I used to get upset that nobody visited. What really hurt was my mum spending two days with me, then a week with my brother (in another city). These days I try to let it go.

The other side of the coin is, you were the one who moved away. I don't think this excuses the expectation that you are always the one to visit and nobody reciprocates, but it might go some way to explain your family's expectations.

Now, we visit when it suits us, or when there's a family emergency. We haven't been back for Christmas in years, but that's another story.

Troels · 05/09/2019 16:26

How many of them came for your Ds's 1st birthday?
This is all becoming very one sided.
If anyone tries to make you feel guilty for not going to them.
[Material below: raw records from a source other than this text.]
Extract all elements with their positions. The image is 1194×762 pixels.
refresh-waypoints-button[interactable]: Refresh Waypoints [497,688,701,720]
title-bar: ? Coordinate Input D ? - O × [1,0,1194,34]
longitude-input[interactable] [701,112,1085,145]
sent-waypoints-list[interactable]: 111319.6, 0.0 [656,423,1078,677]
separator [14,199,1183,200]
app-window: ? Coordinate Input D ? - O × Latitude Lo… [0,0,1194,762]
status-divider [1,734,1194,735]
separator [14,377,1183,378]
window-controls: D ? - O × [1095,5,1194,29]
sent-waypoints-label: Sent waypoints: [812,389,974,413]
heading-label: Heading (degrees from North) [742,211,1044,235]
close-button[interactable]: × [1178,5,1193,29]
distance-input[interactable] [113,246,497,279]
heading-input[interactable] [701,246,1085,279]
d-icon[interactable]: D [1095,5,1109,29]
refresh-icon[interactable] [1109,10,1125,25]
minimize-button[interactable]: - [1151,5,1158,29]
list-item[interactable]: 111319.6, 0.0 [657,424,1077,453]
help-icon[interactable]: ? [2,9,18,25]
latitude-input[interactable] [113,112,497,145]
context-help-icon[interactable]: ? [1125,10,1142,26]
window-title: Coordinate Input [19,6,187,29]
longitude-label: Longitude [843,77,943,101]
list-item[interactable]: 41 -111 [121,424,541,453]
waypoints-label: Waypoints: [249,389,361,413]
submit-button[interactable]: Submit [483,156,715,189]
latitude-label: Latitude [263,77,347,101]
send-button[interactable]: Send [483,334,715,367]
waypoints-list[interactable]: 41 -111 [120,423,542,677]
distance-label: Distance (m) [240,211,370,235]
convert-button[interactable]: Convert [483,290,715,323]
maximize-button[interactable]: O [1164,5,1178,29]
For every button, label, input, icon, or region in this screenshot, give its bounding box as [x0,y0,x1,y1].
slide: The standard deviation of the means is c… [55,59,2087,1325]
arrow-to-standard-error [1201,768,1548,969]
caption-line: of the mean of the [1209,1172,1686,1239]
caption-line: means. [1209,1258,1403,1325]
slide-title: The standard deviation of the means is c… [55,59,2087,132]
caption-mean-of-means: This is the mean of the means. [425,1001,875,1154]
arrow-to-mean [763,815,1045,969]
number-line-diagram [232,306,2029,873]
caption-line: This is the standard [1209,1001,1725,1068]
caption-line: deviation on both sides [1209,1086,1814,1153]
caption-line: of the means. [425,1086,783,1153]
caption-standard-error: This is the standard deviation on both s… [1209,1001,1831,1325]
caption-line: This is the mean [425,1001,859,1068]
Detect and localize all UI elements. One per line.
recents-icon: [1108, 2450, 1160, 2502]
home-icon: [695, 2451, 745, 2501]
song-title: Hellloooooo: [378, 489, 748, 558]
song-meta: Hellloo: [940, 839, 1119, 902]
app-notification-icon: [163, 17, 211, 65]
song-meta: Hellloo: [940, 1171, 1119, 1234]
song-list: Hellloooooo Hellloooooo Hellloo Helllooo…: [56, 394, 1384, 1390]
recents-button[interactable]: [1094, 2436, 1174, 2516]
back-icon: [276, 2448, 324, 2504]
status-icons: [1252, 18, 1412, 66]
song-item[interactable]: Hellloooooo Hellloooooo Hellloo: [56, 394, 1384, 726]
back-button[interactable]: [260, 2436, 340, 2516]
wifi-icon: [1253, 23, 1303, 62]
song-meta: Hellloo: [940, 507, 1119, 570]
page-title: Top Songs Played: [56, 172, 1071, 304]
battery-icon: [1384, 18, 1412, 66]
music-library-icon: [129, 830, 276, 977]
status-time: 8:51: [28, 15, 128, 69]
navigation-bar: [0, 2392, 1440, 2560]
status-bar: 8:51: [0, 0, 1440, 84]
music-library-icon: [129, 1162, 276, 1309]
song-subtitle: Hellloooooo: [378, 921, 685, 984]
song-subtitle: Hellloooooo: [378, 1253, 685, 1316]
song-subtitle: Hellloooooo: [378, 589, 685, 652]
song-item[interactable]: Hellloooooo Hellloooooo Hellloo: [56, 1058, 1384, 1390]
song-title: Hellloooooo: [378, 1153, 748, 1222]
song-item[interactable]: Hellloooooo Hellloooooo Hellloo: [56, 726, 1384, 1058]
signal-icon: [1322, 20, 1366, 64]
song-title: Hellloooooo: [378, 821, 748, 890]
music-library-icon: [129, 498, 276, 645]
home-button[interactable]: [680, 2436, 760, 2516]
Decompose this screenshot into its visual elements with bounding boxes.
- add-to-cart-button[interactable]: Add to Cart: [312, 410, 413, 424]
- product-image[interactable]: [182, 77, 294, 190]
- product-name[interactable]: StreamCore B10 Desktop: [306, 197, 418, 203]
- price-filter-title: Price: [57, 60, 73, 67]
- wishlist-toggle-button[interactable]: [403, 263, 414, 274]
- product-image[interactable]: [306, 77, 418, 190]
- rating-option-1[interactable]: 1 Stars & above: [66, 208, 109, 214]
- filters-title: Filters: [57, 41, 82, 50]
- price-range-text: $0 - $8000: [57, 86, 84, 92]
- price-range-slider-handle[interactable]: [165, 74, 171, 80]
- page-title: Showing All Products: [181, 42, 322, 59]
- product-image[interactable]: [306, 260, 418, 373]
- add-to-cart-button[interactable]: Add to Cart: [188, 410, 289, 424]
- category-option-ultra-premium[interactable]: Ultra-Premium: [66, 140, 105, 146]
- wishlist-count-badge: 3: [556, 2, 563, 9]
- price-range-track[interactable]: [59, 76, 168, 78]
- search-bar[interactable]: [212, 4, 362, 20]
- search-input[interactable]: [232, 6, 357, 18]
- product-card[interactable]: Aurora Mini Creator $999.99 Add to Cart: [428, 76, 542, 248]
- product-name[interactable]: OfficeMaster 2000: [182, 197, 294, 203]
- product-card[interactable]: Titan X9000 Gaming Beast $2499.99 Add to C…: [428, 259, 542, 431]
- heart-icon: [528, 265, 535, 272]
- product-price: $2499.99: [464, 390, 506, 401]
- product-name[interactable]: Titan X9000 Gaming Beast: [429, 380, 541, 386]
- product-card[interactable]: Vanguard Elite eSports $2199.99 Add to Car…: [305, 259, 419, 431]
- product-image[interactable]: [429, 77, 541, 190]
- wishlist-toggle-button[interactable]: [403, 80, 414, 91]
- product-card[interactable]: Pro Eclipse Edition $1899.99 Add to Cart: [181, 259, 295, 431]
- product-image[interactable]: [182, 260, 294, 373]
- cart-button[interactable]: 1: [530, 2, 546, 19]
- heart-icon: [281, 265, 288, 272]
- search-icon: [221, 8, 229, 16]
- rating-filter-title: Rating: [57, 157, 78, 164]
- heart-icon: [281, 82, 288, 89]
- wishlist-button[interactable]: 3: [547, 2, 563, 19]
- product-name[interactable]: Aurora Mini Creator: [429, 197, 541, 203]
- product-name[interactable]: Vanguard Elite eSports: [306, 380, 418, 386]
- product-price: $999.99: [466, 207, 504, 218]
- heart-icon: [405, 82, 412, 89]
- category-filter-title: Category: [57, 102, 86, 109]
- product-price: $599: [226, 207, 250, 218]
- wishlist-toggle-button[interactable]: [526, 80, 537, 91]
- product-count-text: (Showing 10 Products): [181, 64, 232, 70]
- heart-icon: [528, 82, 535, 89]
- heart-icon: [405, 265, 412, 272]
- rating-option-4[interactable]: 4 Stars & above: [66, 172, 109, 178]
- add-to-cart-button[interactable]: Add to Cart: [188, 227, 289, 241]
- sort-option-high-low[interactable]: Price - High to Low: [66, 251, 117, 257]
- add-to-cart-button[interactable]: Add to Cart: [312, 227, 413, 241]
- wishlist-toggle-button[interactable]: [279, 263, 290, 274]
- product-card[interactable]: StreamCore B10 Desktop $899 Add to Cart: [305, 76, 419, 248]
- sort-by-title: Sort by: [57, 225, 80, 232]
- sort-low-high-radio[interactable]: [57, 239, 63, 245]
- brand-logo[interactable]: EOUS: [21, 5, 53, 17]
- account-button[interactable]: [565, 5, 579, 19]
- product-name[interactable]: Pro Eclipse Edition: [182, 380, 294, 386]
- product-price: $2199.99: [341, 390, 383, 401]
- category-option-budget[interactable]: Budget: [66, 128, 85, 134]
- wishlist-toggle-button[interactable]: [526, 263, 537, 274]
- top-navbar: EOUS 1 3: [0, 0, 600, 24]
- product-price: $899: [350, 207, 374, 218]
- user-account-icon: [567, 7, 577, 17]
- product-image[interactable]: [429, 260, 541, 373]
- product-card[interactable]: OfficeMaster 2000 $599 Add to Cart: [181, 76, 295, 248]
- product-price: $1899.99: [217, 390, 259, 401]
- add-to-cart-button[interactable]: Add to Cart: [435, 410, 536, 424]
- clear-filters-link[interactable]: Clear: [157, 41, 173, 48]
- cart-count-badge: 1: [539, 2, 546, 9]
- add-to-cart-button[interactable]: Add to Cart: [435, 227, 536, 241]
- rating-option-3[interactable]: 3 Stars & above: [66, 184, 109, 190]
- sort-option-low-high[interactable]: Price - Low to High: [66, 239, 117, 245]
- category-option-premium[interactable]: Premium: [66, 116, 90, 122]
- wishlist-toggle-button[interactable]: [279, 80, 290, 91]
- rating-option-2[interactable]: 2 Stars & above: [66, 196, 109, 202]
Make sure to mention that the trains run in both directions should they want to visit you.

Loopytiles · 05/09/2019 16:32

That is way, way too much travel IMO. costly in money, time and energy. Assume you’re a SAHM. Probably won’t be sustainable once DC starts school.

And it’s not reciprocated.

I live hundreds of miles away from my family (we have good relationships) and have a disabled parent who can’t travel, I go around three times a year, and my sibling visits once or twice a year with their family.

picklemepopcorn · 05/09/2019 16:37

Bear in mind that you moved away, and that when you go back you see several sets of people, whereas when they come to you they only see one set, IYSWIM. When I visit my parents, I catch up with my aunts, my sis, my bro,and my grandparents. When they come to us, there's only us!

However, what you are doing is unsustainable, financially as well as time and energy. Start planning what works for you- Christmas, Easter and summer holiday for example.